One of your favorite things is learning languages for fun. I know you know German, French, Italian, and Latin. I also remember your learning Russian. And a bit of Urdu, Sanskrit, Yiddish, Romansch, and probably others. Complicated multi-color sweater instructions from Scandinavia? No problem for you! That is your favorite kind of puzzle.

The most amazing thing you've made for me is my violin. In all of my travels, I've never met another fiddler who plays a fiddle made by his or her mother. It's a beautiful and warm instrument, magical still after these many years, and it brings me great happiness to play it. I love to tell the story of how my fiddle came to be, and to play Mother's Waltz.

Do you remember all those Saturdays you drove me to Boston for violin lessons in high school? I can't imagine how boring that must have been for you, driving an hour each way, waiting around all day for lessons, string quartet, orchestra, and theory classes. I was pretty lucky to have you both put a priority on that kind of education, and lucky to have you there supporting and encouraging me. And then there were the concerts and recitals, the rehearsals for Actorsingers and the Nashua Symphony, and on and on.

Do you remember the time Honey was away for a week and you built all those bookcases into the upstairs hall in Tyngsboro? Not just straight bookcases, but room for paintings and lighting, and shelves of different depths, all professionally finished with molding and all painted before he returned? I think you did the same thing on the porch in the Pleasantville house. The porch where we sat all day watching the Kennedy Inauguration.

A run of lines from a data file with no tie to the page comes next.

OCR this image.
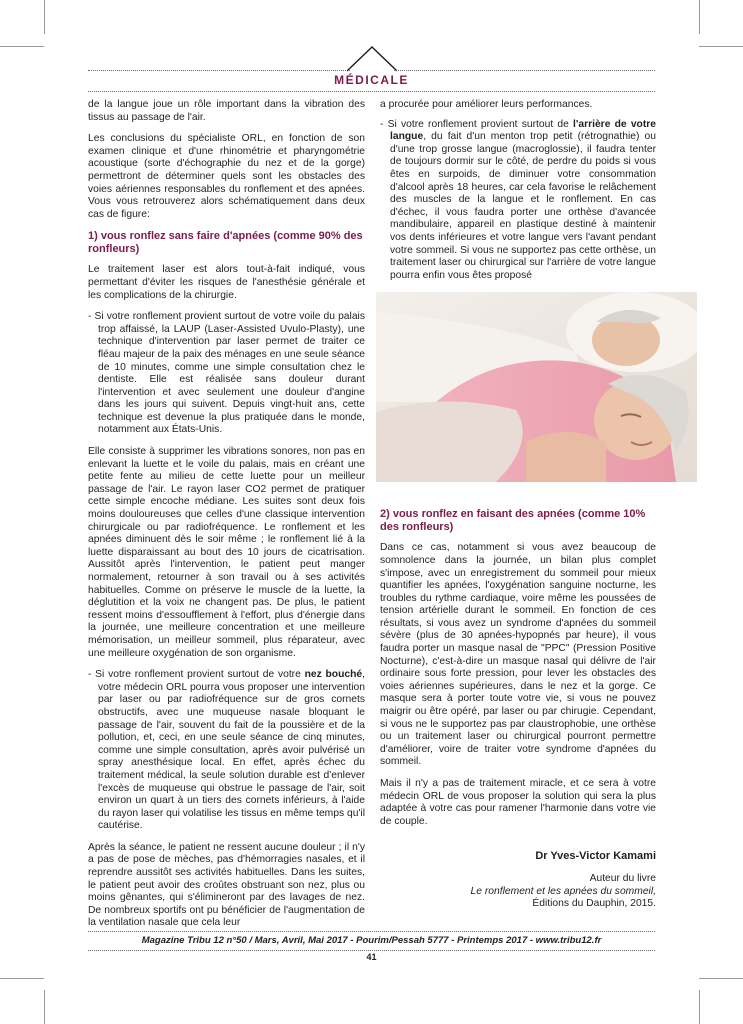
MÉDICALE

de la langue joue un rôle important dans la vibration des tissus au passage de l'air.

Les conclusions du spécialiste ORL, en fonction de son examen clinique et d'une rhinométrie et pharyngométrie acoustique (sorte d'échographie du nez et de la gorge) permettront de déterminer quels sont les obstacles des voies aériennes responsables du ronflement et des apnées. Vous vous retrouverez alors schématiquement dans deux cas de figure:

1) vous ronflez sans faire d'apnées (comme 90% des ronfleurs)

Le traitement laser est alors tout-à-fait indiqué, vous permettant d'éviter les risques de l'anesthésie générale et les complications de la chirurgie.

- Si votre ronflement provient surtout de votre voile du palais trop affaissé, la LAUP (Laser-Assisted Uvulo-Plasty), une technique d'intervention par laser permet de traiter ce fléau majeur de la paix des ménages en une seule séance de 10 minutes, comme une simple consultation chez le dentiste. Elle est réalisée sans douleur durant l'intervention et avec seulement une douleur d'angine dans les jours qui suivent. Depuis vingt-huit ans, cette technique est devenue la plus pratiquée dans le monde, notamment aux États-Unis.

Elle consiste à supprimer les vibrations sonores, non pas en enlevant la luette et le voile du palais, mais en créant une petite fente au milieu de cette luette pour un meilleur passage de l'air. Le rayon laser CO2 permet de pratiquer cette simple encoche médiane. Les suites sont deux fois moins douloureuses que celles d'une classique intervention chirurgicale ou par radiofréquence. Le ronflement et les apnées diminuent dès le soir même ; le ronflement lié à la luette disparaissant au bout des 10 jours de cicatrisation. Aussitôt après l'intervention, le patient peut manger normalement, retourner à son travail ou à ses activités habituelles. Comme on préserve le muscle de la luette, la déglutition et la voix ne changent pas. De plus, le patient ressent moins d'essoufflement à l'effort, plus d'énergie dans la journée, une meilleure concentration et une meilleure mémorisation, un meilleur sommeil, plus réparateur, avec une meilleure oxygénation de son organisme.

- Si votre ronflement provient surtout de votre nez bouché, votre médecin ORL pourra vous proposer une intervention par laser ou par radiofréquence sur de gros cornets obstructifs, avec une muqueuse nasale bloquant le passage de l'air, souvent du fait de la poussière et de la pollution, et, ceci, en une seule séance de cinq minutes, comme une simple consultation, après avoir pulvérisé un spray anesthésique local. En effet, après échec du traitement médical, la seule solution durable est d'enlever l'excès de muqueuse qui obstrue le passage de l'air, soit environ un quart à un tiers des cornets inférieurs, à l'aide du rayon laser qui volatilise les tissus en même temps qu'il cautérise.

Après la séance, le patient ne ressent aucune douleur ; il n'y a pas de pose de mèches, pas d'hémorragies nasales, et il reprendre aussitôt ses activités habituelles. Dans les suites, le patient peut avoir des croûtes obstruant son nez, plus ou moins gênantes, qui s'élimineront par des lavages de nez. De nombreux sportifs ont pu bénéficier de l'augmentation de la ventilation nasale que cela leur

a procurée pour améliorer leurs performances.

- Si votre ronflement provient surtout de l'arrière de votre langue, du fait d'un menton trop petit (rétrognathie) ou d'une trop grosse langue (macroglossie), il faudra tenter de toujours dormir sur le côté, de perdre du poids si vous êtes en surpoids, de diminuer votre consommation d'alcool après 18 heures, car cela favorise le relâchement des muscles de la langue et le ronflement. En cas d'échec, il vous faudra porter une orthèse d'avancée mandibulaire, appareil en plastique destiné à maintenir vos dents inférieures et votre langue vers l'avant pendant votre sommeil. Si vous ne supportez pas cette orthèse, un traitement laser ou chirurgical sur l'arrière de votre langue pourra enfin vous êtes proposé

2) vous ronflez en faisant des apnées (comme 10% des ronfleurs)

Dans ce cas, notamment si vous avez beaucoup de somnolence dans la journée, un bilan plus complet s'impose, avec un enregistrement du sommeil pour mieux quantifier les apnées, l'oxygénation sanguine nocturne, les troubles du rythme cardiaque, voire même les poussées de tension artérielle durant le sommeil. En fonction de ces résultats, si vous avez un syndrome d'apnées du sommeil sévère (plus de 30 apnées-hypopnés par heure), il vous faudra porter un masque nasal de "PPC" (Pression Positive Nocturne), c'est-à-dire un masque nasal qui délivre de l'air ordinaire sous forte pression, pour lever les obstacles des voies aériennes supérieures, dans le nez et la gorge. Ce masque sera à porter toute votre vie, si vous ne pouvez maigrir ou être opéré, par laser ou par chirugie. Cependant, si vous ne le supportez pas par claustrophobie, une orthèse ou un traitement laser ou chirurgical pourront permettre d'améliorer, voire de traiter votre syndrome d'apnées du sommeil.

Mais il n'y a pas de traitement miracle, et ce sera à votre médecin ORL de vous proposer la solution qui sera la plus adaptée à votre cas pour ramener l'harmonie dans votre vie de couple.

Dr Yves-Victor Kamami
Auteur du livre
Le ronflement et les apnées du sommeil,
Éditions du Dauphin, 2015.
Magazine Tribu 12 n°50 / Mars, Avril, Mai 2017 - Pourim/Pessah 5777 - Printemps 2017 - www.tribu12.fr
41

One time I wrote a report for school about French cathedrals, and you illustrated it by making pencil drawings of several of the cathedrals. They're little works of art. I still have them. I can't recall the report I wrote at all, but I can close my eyes and see those pictures. Unfortunately, I did not inherit your artistic talent.

Do you remember playing South Pacific and Desert Song and the other shows we played for Actorsingers? Steve Norris used to put lifesavers and mints on our music stands, and make us feel important. And we used to look cross-eyed at each other when we were bored, or bug our eyes out, or share some other private joke.

How about the time the lights went out all over the northeast, and I practiced by candlelight in the dining room? I think Honey was away on business that night, so we kept each other company in that big old New England colonial with its 8 fireplaces and wideboard wainscoting. Actually, that was the perfect house for sneaky candlelight, wasn't it?

Or the trip with Honey to Hawaii, just the 3 of us? You and I came back together and spent a day and a half in San Francisco, ending with (most of) the Sound of Music, the late flight to Chicago, and chocolate ice cream sodas in the airport at 5:30 in the morning.

So even though I'm too busy, and I don't get up to visit as often as I should, you continue to inspire me. I hope you know how important you are to me, and how much I love you.